Updated: Sep 20, 2021

Every organism on the planet requires nutrition for its growth and sustenance. Only photosynthetic organisms are capable of creating food - for themselves as well as for other organisms - using inorganic materials and sunlight.

Adequate nutrition is a basic need as well as a fundamental human right. Food allows us to sustain our life and maintain good health. To be sustainable, the process of growing and consuming food should not affect other organisms and the environment negatively.

While every organism is programmed to obtain nutrition from its natural diet, humans have evolved from being dependent upon hunting and gathering to growing food through agriculture. Today most of the world has access to food and a large portion of the human population, especially in the developed world, has a choice of a variety of foods to satisfy its nutritional needs.

If we had no tools, the only food available to us would be fruits, leaves, flowers, roots, seeds, and any creatures we could catch with our bare hands. These would need to be consumed raw as we would have no tools to cook. As we evolved and inhabited different places on the planet, we needed to develop tools and survive seasons when fresh food would not be readily available. As our population grew we needed to and learned to grow our own food through agriculture.
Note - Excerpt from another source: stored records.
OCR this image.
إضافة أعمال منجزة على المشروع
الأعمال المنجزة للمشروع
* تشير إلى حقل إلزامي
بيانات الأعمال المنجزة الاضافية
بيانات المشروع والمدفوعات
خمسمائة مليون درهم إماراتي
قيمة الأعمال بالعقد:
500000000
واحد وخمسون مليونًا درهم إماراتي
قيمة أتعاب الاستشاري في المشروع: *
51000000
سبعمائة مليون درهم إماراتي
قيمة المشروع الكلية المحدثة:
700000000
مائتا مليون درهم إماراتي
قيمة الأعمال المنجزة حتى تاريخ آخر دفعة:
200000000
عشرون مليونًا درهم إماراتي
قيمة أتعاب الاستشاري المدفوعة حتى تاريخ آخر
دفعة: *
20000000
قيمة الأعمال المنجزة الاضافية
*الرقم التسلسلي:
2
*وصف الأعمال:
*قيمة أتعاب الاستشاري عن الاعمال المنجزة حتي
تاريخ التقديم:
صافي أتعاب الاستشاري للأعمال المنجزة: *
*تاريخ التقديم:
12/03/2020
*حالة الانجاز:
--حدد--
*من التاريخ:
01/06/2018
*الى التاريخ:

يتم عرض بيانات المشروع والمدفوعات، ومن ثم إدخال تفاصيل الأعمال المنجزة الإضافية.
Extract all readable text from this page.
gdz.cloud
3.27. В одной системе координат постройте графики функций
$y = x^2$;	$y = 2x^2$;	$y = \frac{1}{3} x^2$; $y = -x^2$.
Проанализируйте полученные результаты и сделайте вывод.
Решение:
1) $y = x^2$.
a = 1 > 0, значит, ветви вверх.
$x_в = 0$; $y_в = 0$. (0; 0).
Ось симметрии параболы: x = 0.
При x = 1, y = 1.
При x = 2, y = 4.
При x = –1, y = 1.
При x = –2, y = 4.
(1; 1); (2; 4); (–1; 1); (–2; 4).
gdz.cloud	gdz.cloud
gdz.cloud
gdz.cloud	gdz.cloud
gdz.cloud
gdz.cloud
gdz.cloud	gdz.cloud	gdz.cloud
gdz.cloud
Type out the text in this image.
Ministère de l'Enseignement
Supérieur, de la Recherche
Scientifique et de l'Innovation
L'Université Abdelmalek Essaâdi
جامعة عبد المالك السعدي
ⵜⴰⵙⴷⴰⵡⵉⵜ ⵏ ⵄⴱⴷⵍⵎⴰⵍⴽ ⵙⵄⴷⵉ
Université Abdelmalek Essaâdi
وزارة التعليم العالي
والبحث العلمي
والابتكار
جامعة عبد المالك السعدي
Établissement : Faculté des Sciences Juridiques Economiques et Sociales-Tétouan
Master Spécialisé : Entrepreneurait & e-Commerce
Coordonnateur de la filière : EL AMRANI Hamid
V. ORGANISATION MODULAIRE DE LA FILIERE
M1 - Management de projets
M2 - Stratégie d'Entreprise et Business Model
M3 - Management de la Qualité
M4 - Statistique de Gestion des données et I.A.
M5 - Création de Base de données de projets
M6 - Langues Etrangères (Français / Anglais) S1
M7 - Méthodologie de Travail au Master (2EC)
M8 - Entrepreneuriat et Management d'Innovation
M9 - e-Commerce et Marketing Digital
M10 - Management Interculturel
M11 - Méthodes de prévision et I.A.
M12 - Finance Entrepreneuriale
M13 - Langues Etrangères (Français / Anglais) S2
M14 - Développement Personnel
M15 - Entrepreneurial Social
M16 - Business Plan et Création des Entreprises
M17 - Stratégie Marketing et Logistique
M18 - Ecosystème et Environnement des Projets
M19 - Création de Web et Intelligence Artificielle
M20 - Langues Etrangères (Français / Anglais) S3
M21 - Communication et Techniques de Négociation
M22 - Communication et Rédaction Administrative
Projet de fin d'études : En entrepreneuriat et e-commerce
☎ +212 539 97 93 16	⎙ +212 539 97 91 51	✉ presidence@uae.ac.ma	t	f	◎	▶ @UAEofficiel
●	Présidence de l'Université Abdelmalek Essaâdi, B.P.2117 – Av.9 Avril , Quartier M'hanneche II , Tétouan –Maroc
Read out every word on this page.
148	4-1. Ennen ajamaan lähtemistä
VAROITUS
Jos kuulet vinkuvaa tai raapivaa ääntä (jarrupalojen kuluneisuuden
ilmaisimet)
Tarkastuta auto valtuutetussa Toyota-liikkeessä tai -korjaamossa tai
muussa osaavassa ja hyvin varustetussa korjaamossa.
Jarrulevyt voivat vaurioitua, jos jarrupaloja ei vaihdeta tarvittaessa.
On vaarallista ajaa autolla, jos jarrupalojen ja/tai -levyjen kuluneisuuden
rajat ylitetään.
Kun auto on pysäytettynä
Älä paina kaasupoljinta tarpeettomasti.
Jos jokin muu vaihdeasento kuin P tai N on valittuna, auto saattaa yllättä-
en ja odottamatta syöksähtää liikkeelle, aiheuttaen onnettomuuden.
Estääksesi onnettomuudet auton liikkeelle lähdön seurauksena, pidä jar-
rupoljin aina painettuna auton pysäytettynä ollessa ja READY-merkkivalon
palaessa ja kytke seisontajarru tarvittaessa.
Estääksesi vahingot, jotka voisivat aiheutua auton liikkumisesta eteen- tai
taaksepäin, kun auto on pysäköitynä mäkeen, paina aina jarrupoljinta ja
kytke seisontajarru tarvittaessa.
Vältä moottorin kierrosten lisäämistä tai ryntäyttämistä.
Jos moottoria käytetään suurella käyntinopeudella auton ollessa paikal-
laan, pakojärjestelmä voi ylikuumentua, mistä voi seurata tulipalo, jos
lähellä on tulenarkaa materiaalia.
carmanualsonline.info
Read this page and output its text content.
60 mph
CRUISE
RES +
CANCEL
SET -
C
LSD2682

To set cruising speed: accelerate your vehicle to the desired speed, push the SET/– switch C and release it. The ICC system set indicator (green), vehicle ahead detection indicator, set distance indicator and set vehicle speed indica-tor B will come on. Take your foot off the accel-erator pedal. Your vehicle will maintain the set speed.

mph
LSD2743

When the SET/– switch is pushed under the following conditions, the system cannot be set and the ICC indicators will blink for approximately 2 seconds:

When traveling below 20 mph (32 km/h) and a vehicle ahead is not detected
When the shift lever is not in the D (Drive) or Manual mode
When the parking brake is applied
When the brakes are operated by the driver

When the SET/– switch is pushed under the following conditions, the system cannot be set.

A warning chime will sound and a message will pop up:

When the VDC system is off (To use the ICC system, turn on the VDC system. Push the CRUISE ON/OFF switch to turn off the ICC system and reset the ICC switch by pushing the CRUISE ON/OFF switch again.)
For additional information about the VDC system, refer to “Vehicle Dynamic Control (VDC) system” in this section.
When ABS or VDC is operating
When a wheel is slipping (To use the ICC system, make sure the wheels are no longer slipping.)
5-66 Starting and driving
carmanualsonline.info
The process of growing, transporting, and cooking food involves energy use, which releases carbon dioxide into the atmosphere. The carbon footprint (harmful impact of carbon dioxide emissions related to the production and consumption) of a vegetarian diet is about half that of a meat-based diet. Natural diet has an even smaller footprint.

Natural, plant-based diet has a beneficial impact on the environment and climate. Large fruit trees provide shade and habitat for birds. Trees also help conserve groundwater.

When demand for fresh fruits goes up, farmers are incentivized to plant fruit trees, which typically provide long-term income for relatively low maintenance. Thus, a natural diet also helps the farmer.

All in all, natural diet is beneficial for both ecology and economy. Let us all resolve to switch to a mostly natural diet at the earliest!